Romantic Cheapskate V.2.0
I’ll read you poetry, I’ll tell you what I know to be true.
I’ll make a sentimental observation about the moon.
I’ll kiss you so that you could think that kisses are sublime,
but i won’t spend a penny
‘cause all that you’re worth is my time.
You want flowers; I understand that flowers are grand.
They tend to pretty up a gentleman caller’s left hand.
They don’t stand in for love but they symbolize aptly.
Grab a handful of blossoms as I pass by the crab tree,
hand these to the recipient of my affections,
urge they float in a crystal bowl (which I don’t provide). The misdirections
of the close magic practitioner
are like Bruce Wayne’s winking subterfuge with the commissioner
as compared to my ability
to convince you that the mints you had, fragility
of wafer-thinness established, were gourmet,
palmed though they were from the bulk bin at Safeway.

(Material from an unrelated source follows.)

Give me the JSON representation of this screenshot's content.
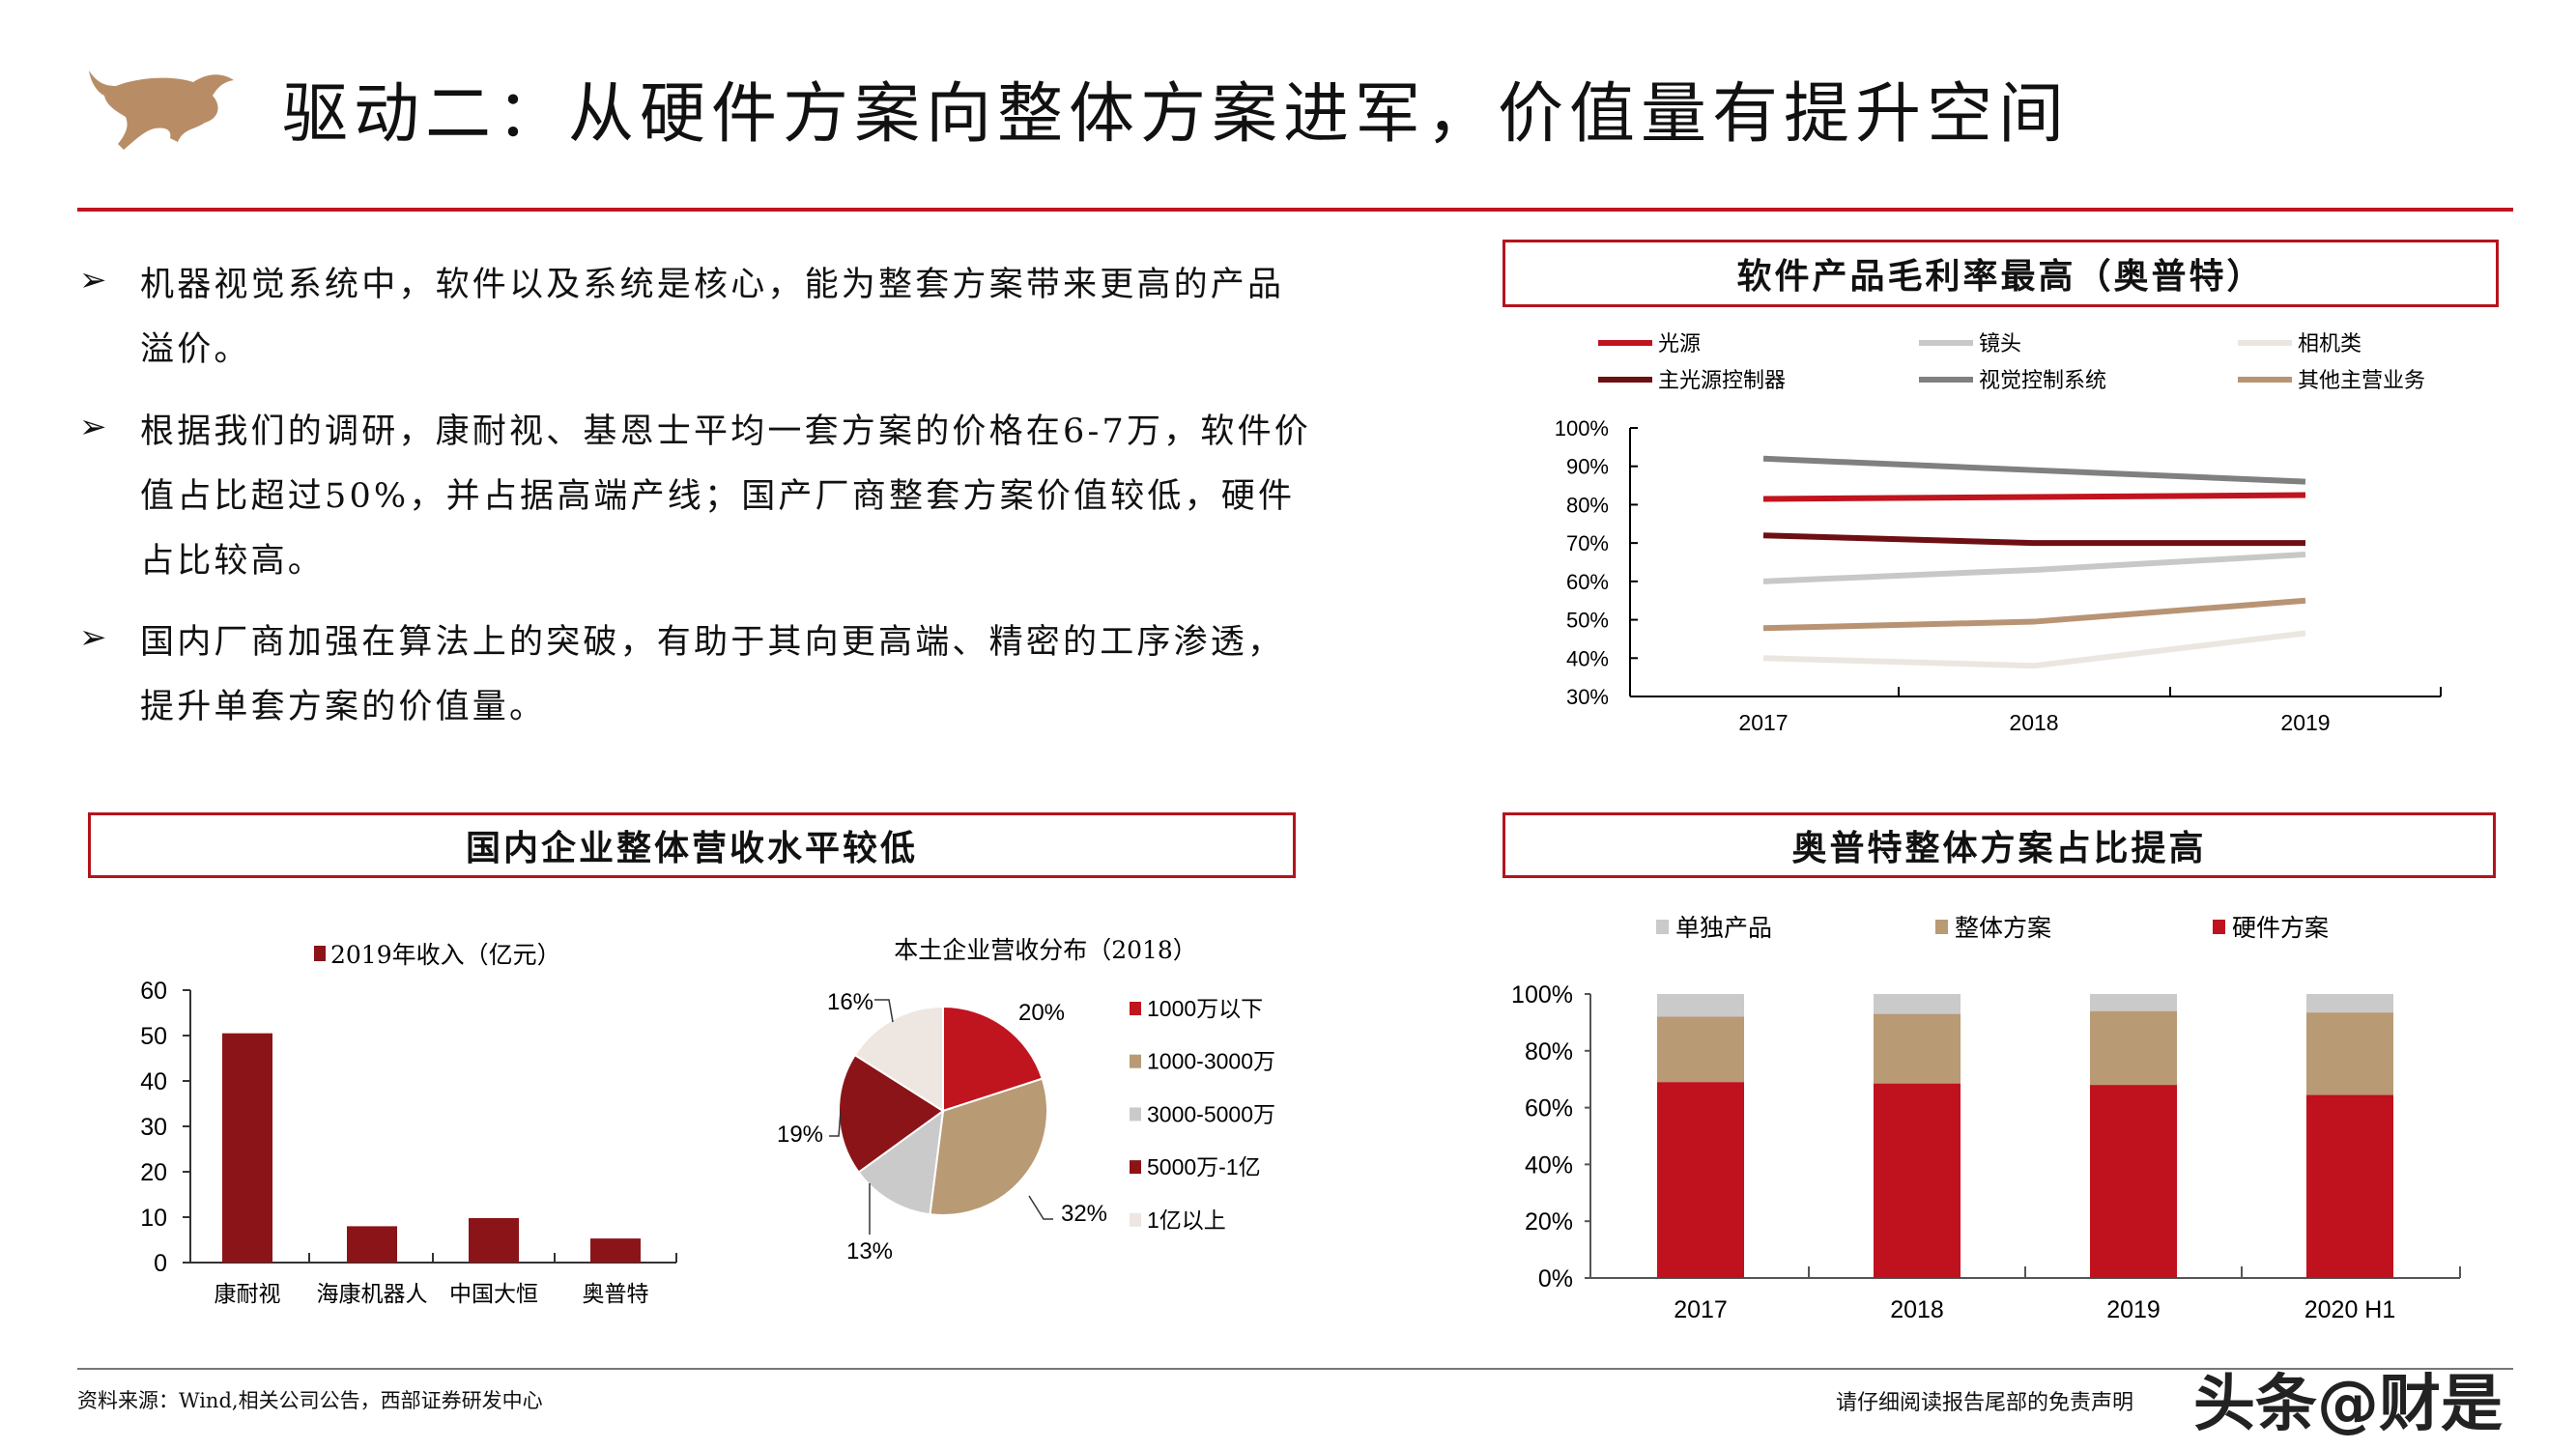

Hey! You want better? You better want what you need,
not too much in excess of that lest you flaunt with your greed.
“I want to be in love at any price.”
Who would seek a dozen roses when a posy would suffice?
And I don’t mean to bother my pretty head with the math
but I’ve yet to spend a nickel and I’m pretty good with the past.
I’m pretty solid on the figures. They add up:
curvature never to enter into the graph of the ones that had love.
An ever-rising number of ‘em! Oh but you’re final.
Take the needle off the record, take the finger off the vinyl.
I’ll assign all necessary function to the heart.
Don’t know the economy of the energy that’s involved but it’s apart
from the pocketbook and the book-keeping thereof.
That ledger’s glued together; to open up’s very rough,
very difficult, barely worth the effort.
You wonder when we’re going to Peru again? Never.
Sever that fantasy from out your conscious mind
‘less you’re springing for the cab ride down (then that’s just fine).
I don’t offer brimming coffers on the cost of your disgrace.
I can tender sweet nothings, come on over to my place.
We write rhymes when you meet us on the shores of the Seine.
You and we, in between us there’s a gathering refrain:
“cheapskates,” what you call us in those moments of disdain,
and it don’t seem to me we’re entitled to the name.
Cheap-what?! Dirty word for such a generous soul,
who could lavish affection without any venerous goal,
or who, with such a goal in mind, could apprehend
any climax in the offing so as not to precede a friend.
And indeed the end of the world could be upon us:
it could be you and me blazingly enough to astonish
all onlookers with the glory of our passion.
I know my sentimental earnestness is not so much in fashion
but I keep it ‘round the house; some day you’ll think it’s vintage
instead of deeming it narcotic (as is Olive’s take on spinach).
I’m going to finish what I started with you, this you can expect.
And I’ll call it never-ending when I call you up collect.